Taking 300t as an example, the master cylinder 1 includes two plunger cylinders. In order to meet the requirements of the main tonnage, the two plunger cylinders are each 150t, and the center line of the hydraulic machine is symmetrically disposed on both sides.

The quick cylinder 2 is arranged in the middle position of the hydraulic machine, and is responsible for the quick release, demolding and quick return of the slider 3. The size of the quick cylinder 2 is configured with a maximum release force of 300KN.

Both the master cylinder 1 and the quick cylinder 2 are mounted on the upper beam 6 by screws. The head flange of the master cylinder 1 is coupled with the slider 3, and the quick cylinder 2 passes through the intermediate transition plate 2-1 and the double guide rod 2-2. Slider 3 is connected.

The weights 4 are disposed on two sides of the hydraulic machine and are disposed in two or four columns, and the weights on both sides are equal. The minimum total weight should exceed 2t (reference value) of the total weight of the slider and the mold, and 2t is the frictional force Ts overcome by the slider return stroke. Ts makes the initial state of the slider 3 move upward.

Due to the upward movement of the slider, the safety of the equipment has been greatly improved; the complicated safety protection design in mechanical design, electrical programming design and hydraulic design can be eliminated.

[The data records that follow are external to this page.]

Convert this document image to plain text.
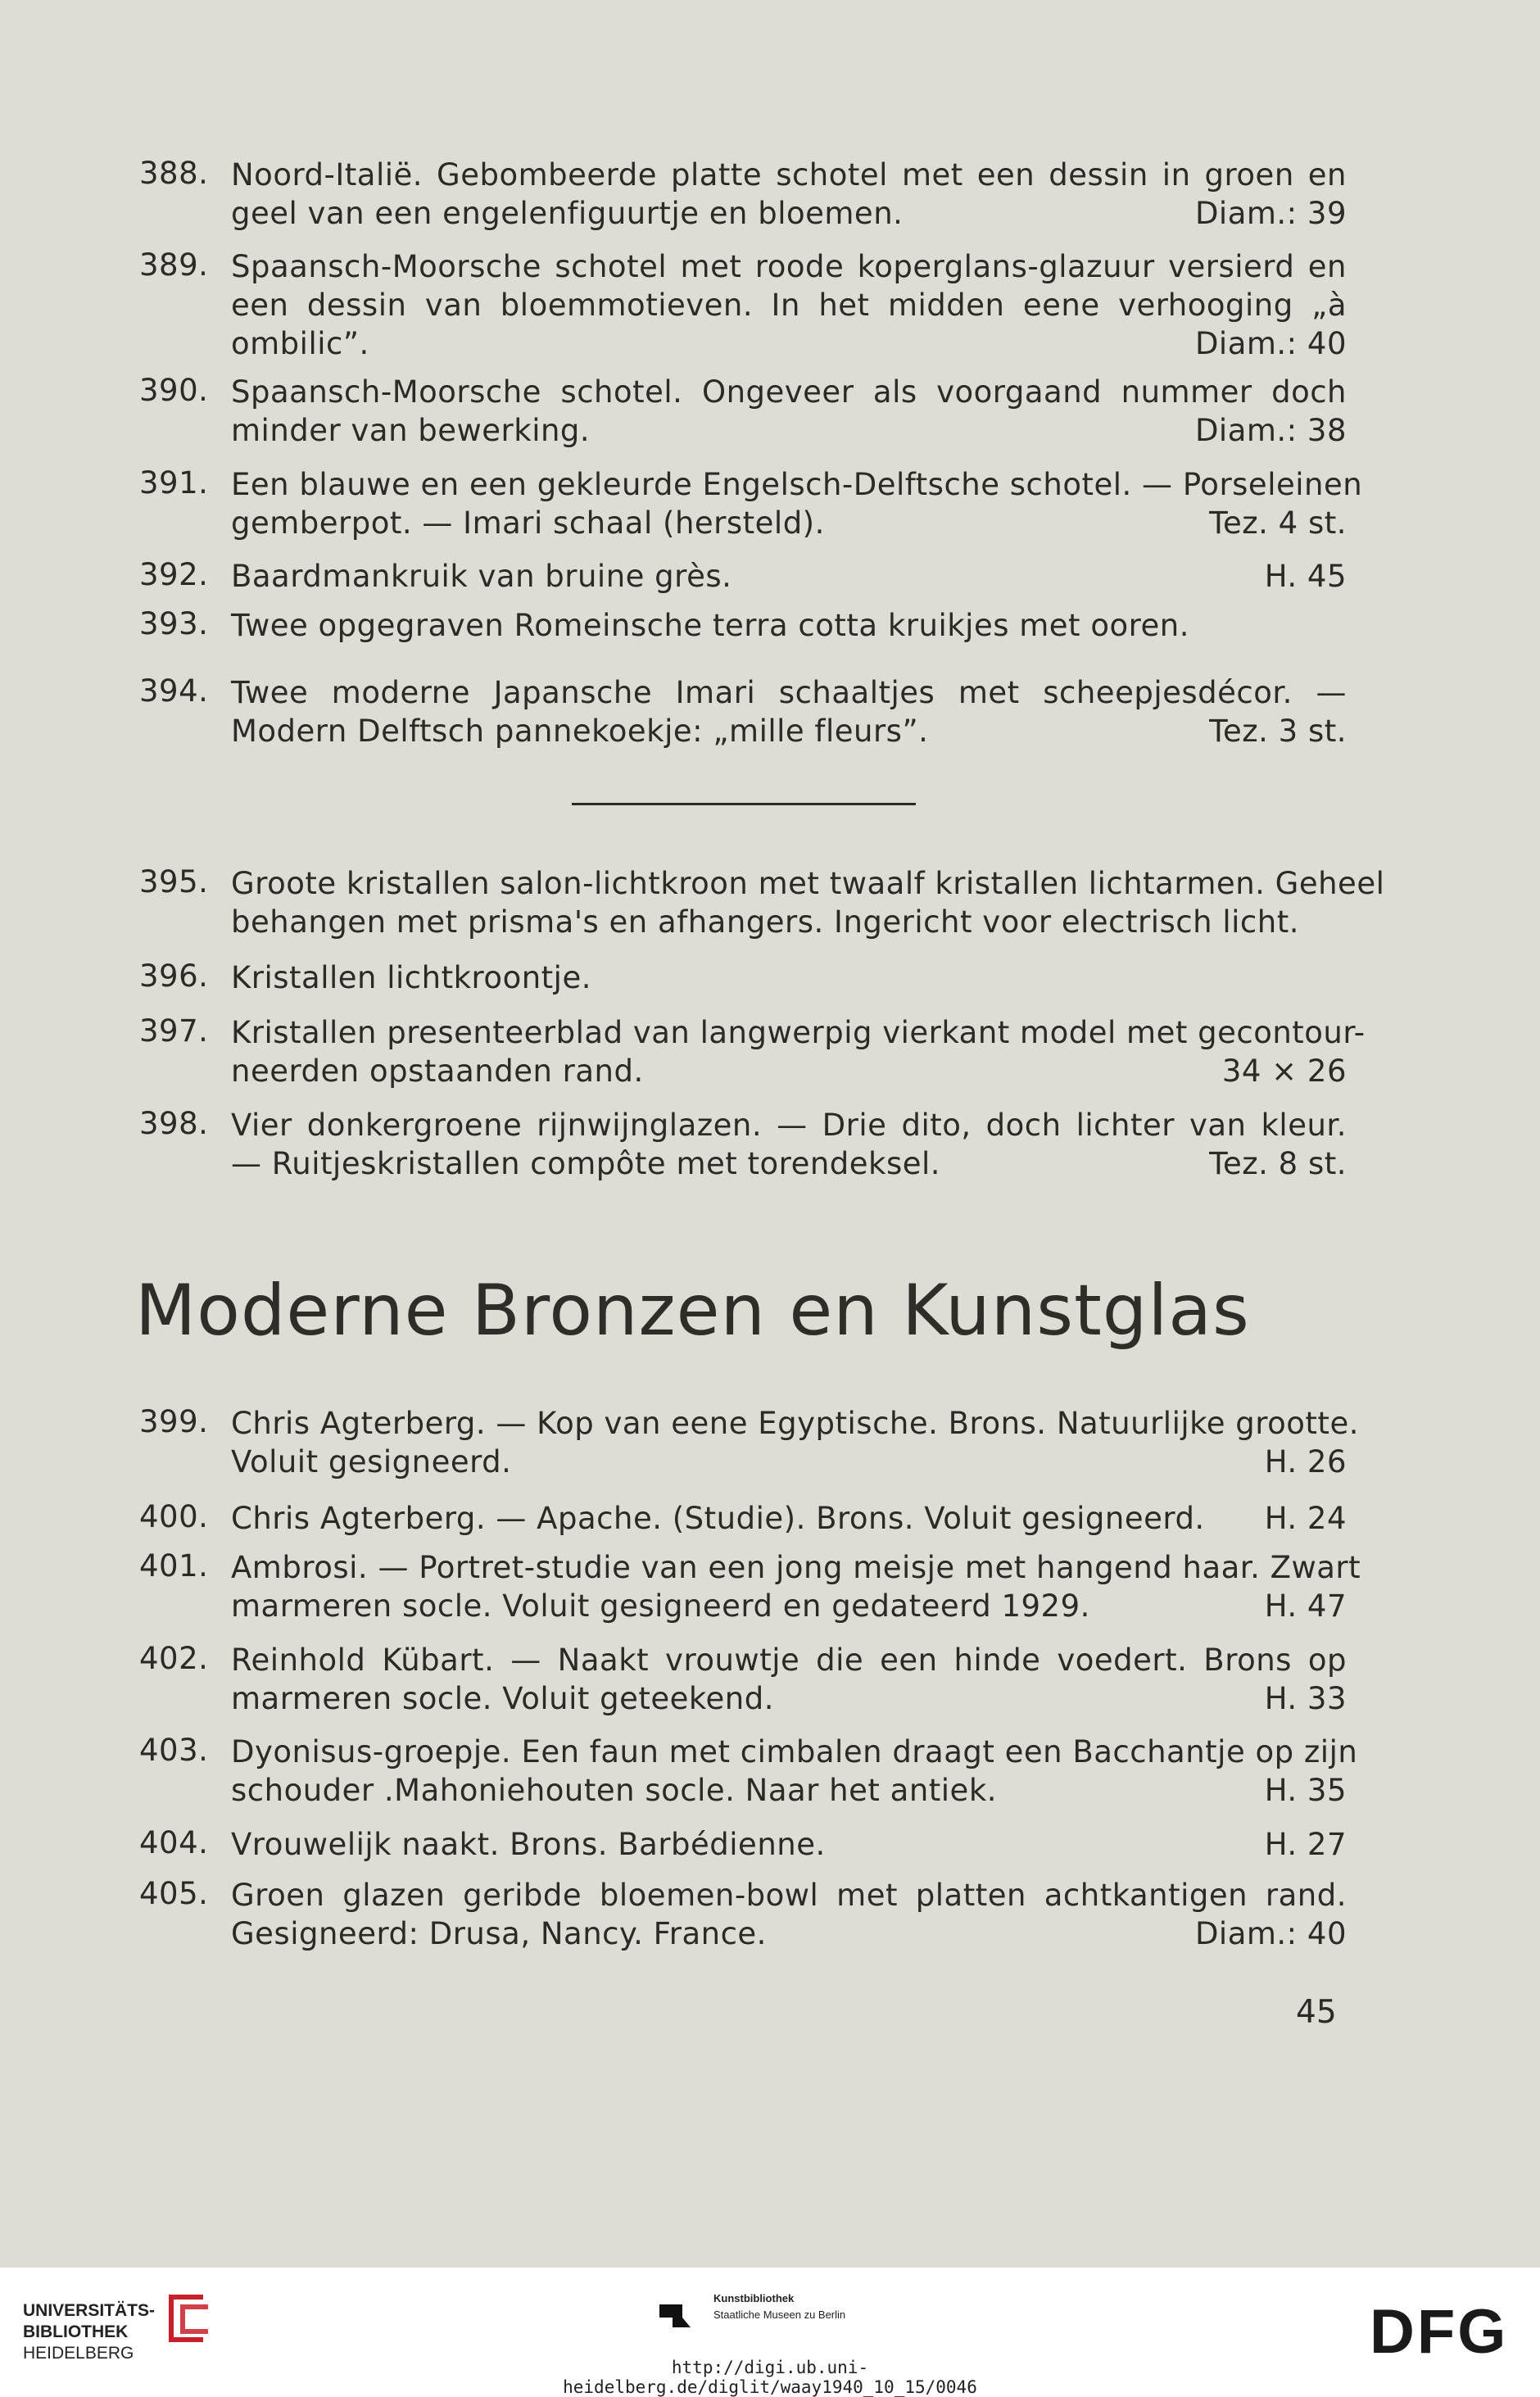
388. Noord-Italië. Gebombeerde platte schotel met een dessin in groen en
geel van een engelenfiguurtje en bloemen.	Diam.: 39
389. Spaansch-Moorsche schotel met roode koperglans-glazuur versierd en
een dessin van bloemmotieven. In het midden eene verhooging „à
ombilic”.	Diam.: 40
390. Spaansch-Moorsche schotel. Ongeveer als voorgaand nummer doch
minder van bewerking.	Diam.: 38
391. Een blauwe en een gekleurde Engelsch-Delftsche schotel. — Porseleinen
gemberpot. — Imari schaal (hersteld).	Tez. 4 st.
392. Baardmankruik van bruine grès.	H. 45
393. Twee opgegraven Romeinsche terra cotta kruikjes met ooren.
394. Twee moderne Japansche Imari schaaltjes met scheepjesdécor. —
Modern Delftsch pannekoekje: „mille fleurs”.	Tez. 3 st.
395. Groote kristallen salon-lichtkroon met twaalf kristallen lichtarmen. Geheel
behangen met prisma's en afhangers. Ingericht voor electrisch licht.
396. Kristallen lichtkroontje.
397. Kristallen presenteerblad van langwerpig vierkant model met gecontour-
neerden opstaanden rand.	34 × 26
398. Vier donkergroene rijnwijnglazen. — Drie dito, doch lichter van kleur.
— Ruitjeskristallen compôte met torendeksel.	Tez. 8 st.
Moderne Bronzen en Kunstglas
399. Chris Agterberg. — Kop van eene Egyptische. Brons. Natuurlijke grootte.
Voluit gesigneerd.	H. 26
400. Chris Agterberg. — Apache. (Studie). Brons. Voluit gesigneerd. H. 24
401. Ambrosi. — Portret-studie van een jong meisje met hangend haar. Zwart
marmeren socle. Voluit gesigneerd en gedateerd 1929.	H. 47
402. Reinhold Kübart. — Naakt vrouwtje die een hinde voedert. Brons op
marmeren socle. Voluit geteekend.	H. 33
403. Dyonisus-groepje. Een faun met cimbalen draagt een Bacchantje op zijn
schouder .Mahoniehouten socle. Naar het antiek.	H. 35
404. Vrouwelijk naakt. Brons. Barbédienne.	H. 27
405. Groen glazen geribde bloemen-bowl met platten achtkantigen rand.
Gesigneerd: Drusa, Nancy. France.	Diam.: 40
45
UNIVERSITÄTS-
BIBLIOTHEK
HEIDELBERG
Kunstbibliothek
Staatliche Museen zu Berlin	DFG
http://digi.ub.uni-heidelberg.de/diglit/waay1940_10_15/0046
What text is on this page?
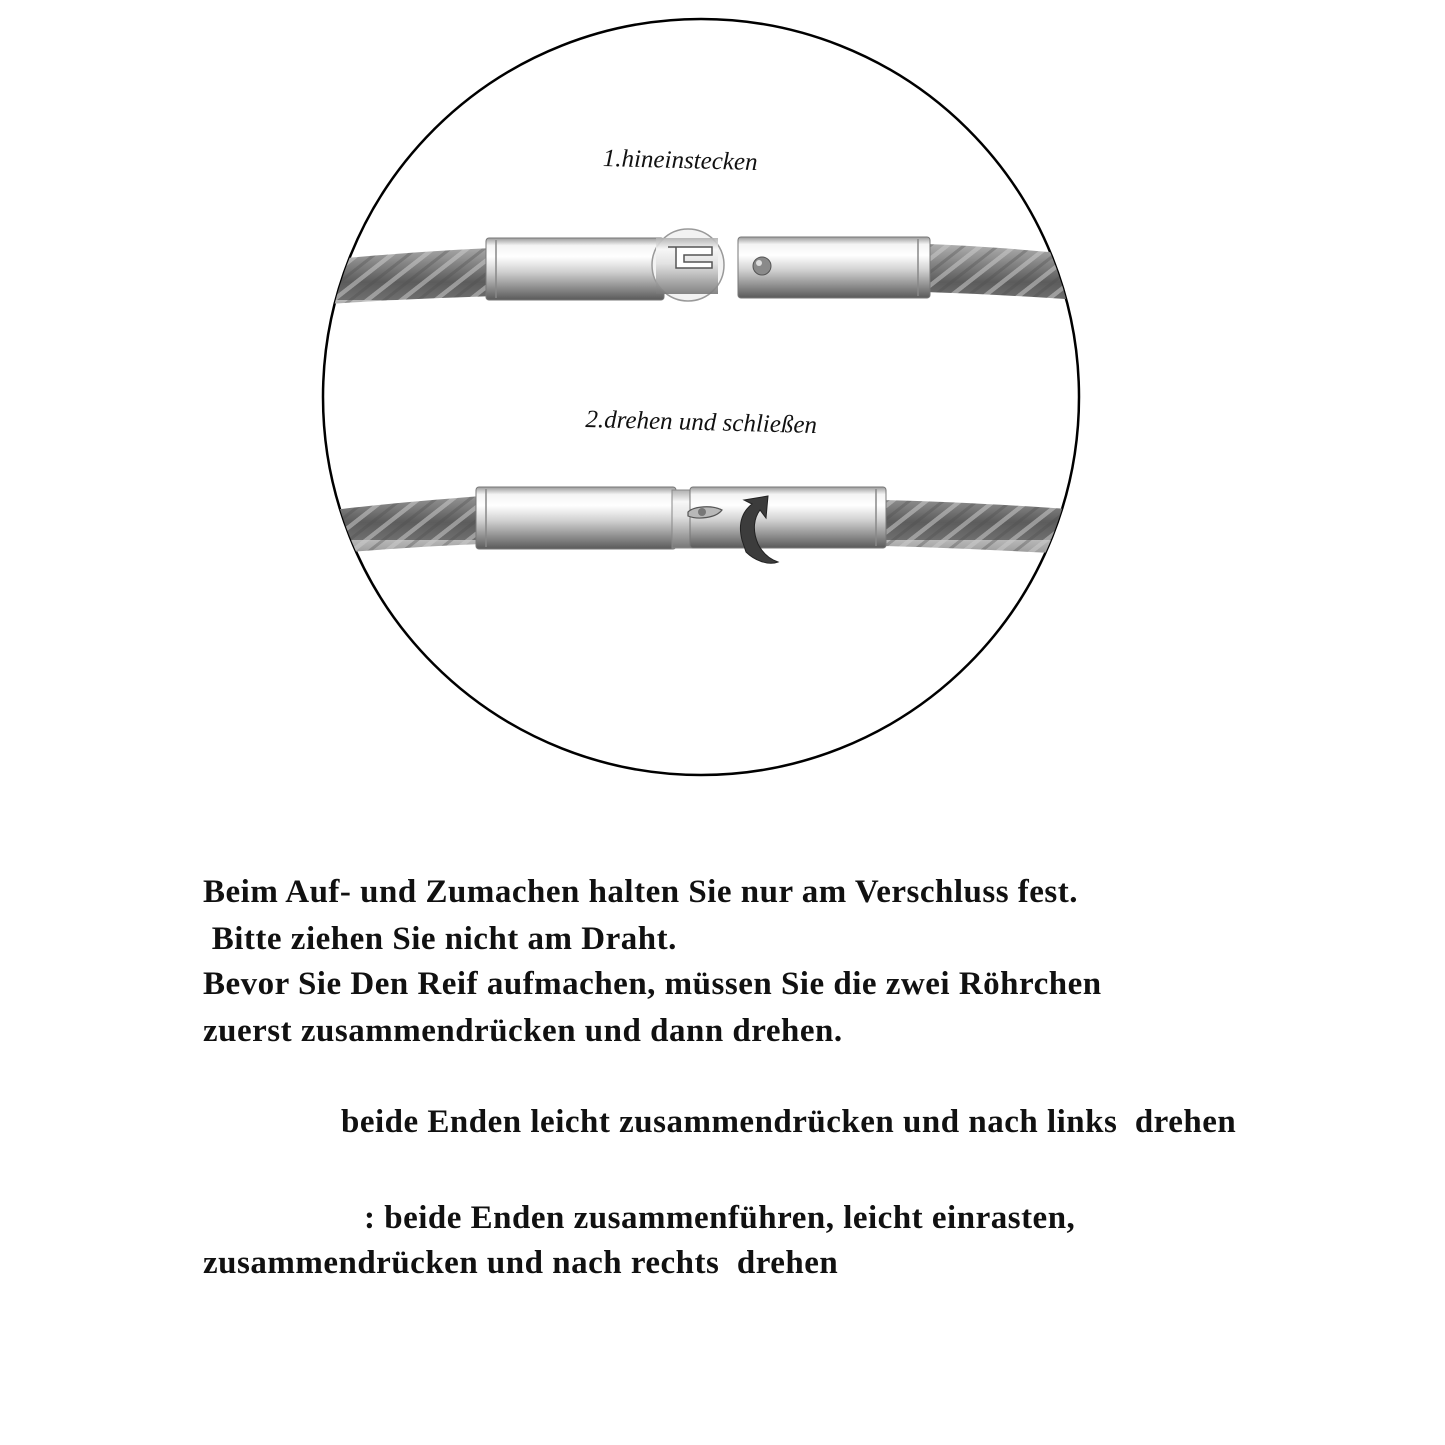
1.hineinstecken
2.drehen und schließen
Beim Auf- und Zumachen halten Sie nur am Verschluss fest.
Bitte ziehen Sie nicht am Draht.
Bevor Sie Den Reif aufmachen, müssen Sie die zwei Röhrchen
zuerst zusammendrücken und dann drehen.
beide Enden leicht zusammendrücken und nach links  drehen
: beide Enden zusammenführen, leicht einrasten,
zusammendrücken und nach rechts  drehen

The counterweight 4 is connected to the slider by means of a lifting actuating device comprising a wire rope 7 and a fixed pulley 8, which is connected to the slider 3 by a fixed pulley 8 with a wire rope 7.

Wherein, the fixed pulley 8 or the pulley block or the fixed pulley system reduces the weight of the weight. The wire rope 7 is in a multi-strand form to ensure safety.

The counterweight 4 needs to overcome the weight of its own weight, the weight of its own weight T = the weight of the slider Th + the weight of the piston rod + the total weight of the upper mold Tm + the friction of the guide rail Td = 5.2t + 1.5t + 6t + 1.9t = 14.6t. According to the above data, the minimum total weight weight Tz=T+Ts=14.6t+2t=16.6t, and the weight of the single side weight is 8.3t.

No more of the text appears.